# New Battery



## 02MaxUpgrade (Jul 19, 2005)

Anyone here replace their battery, and have trouble with radio? Do you need to reprogram with some kind of code if the battery is disengaged?


----------



## Puppetmaster (Mar 28, 2005)

02MaxUpgrade said:


> Anyone here replace their battery, and have trouble with radio? Do you need to reprogram with some kind of code if the battery is disengaged?


I've never replaced the battery... but have disconnected it many times and have never run into any lockout or code issues. 

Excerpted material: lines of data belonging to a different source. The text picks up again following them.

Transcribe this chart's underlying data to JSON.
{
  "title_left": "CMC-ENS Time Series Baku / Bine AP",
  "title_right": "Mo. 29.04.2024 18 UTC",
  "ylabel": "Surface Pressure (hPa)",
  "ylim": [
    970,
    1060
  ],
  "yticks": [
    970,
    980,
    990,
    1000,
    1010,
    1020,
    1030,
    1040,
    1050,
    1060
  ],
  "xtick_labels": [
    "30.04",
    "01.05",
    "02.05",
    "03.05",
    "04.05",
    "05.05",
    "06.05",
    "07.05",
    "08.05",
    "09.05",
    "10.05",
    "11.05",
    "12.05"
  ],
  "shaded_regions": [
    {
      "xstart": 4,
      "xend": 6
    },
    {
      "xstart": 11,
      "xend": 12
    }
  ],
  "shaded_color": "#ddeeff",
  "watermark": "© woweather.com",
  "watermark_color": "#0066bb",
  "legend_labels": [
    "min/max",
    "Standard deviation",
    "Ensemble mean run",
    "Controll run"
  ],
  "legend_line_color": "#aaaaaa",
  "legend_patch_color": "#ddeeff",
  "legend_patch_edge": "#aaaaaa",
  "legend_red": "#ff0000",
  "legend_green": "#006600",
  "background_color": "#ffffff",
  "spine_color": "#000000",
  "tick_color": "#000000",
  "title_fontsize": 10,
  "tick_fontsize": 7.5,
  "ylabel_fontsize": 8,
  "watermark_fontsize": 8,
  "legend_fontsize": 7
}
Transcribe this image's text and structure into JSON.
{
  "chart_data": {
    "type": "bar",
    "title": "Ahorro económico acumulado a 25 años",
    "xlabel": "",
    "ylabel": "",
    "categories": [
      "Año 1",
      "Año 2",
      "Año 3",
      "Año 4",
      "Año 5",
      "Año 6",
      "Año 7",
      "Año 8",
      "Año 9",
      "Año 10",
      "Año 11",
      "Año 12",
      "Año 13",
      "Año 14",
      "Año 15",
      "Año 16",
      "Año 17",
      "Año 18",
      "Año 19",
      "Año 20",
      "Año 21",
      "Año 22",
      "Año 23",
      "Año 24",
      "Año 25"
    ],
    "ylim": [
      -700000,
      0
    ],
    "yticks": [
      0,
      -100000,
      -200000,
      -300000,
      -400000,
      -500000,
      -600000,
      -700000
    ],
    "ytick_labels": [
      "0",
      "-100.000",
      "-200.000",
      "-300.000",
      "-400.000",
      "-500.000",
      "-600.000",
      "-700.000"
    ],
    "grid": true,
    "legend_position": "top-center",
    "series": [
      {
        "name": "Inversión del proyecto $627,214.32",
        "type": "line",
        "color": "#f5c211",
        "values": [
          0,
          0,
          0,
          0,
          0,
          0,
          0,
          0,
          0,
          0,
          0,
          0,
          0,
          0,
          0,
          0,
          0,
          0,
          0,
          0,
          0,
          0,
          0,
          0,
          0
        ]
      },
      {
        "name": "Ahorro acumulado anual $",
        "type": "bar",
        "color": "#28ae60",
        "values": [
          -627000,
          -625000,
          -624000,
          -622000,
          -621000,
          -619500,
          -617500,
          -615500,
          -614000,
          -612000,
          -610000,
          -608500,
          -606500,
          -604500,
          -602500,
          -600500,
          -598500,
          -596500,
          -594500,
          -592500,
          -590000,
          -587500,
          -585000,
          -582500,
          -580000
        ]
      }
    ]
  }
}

I know for some European cars like my wife's VW ya need to punch in the unit code to get it working again after disconnecting/replacing the battery.


----------



## 02MaxUpgrade (Jul 19, 2005)

Yes, BMW's too, hence the question. Thanks for the answer! :thumbup:


----------



## 14psisupra (May 2, 2005)

iv replaced the battery and didnt have any problems


----------



## Hydrolock (Feb 18, 2005)

Dress grimey, (call before) go to the nissan dealership say your from Joe Smoes garage and most likely they will do whatever resetting or code entering is necessary.


----------



## Puppetmaster (Mar 28, 2005)

Hydrolock said:


> Dress grimey, (call before) go to the nissan dealership say your from Joe Smoes garage and most likely they will do whatever resetting or code entering is necessary.


Like already posted, no resetting or codes are necessary.


----------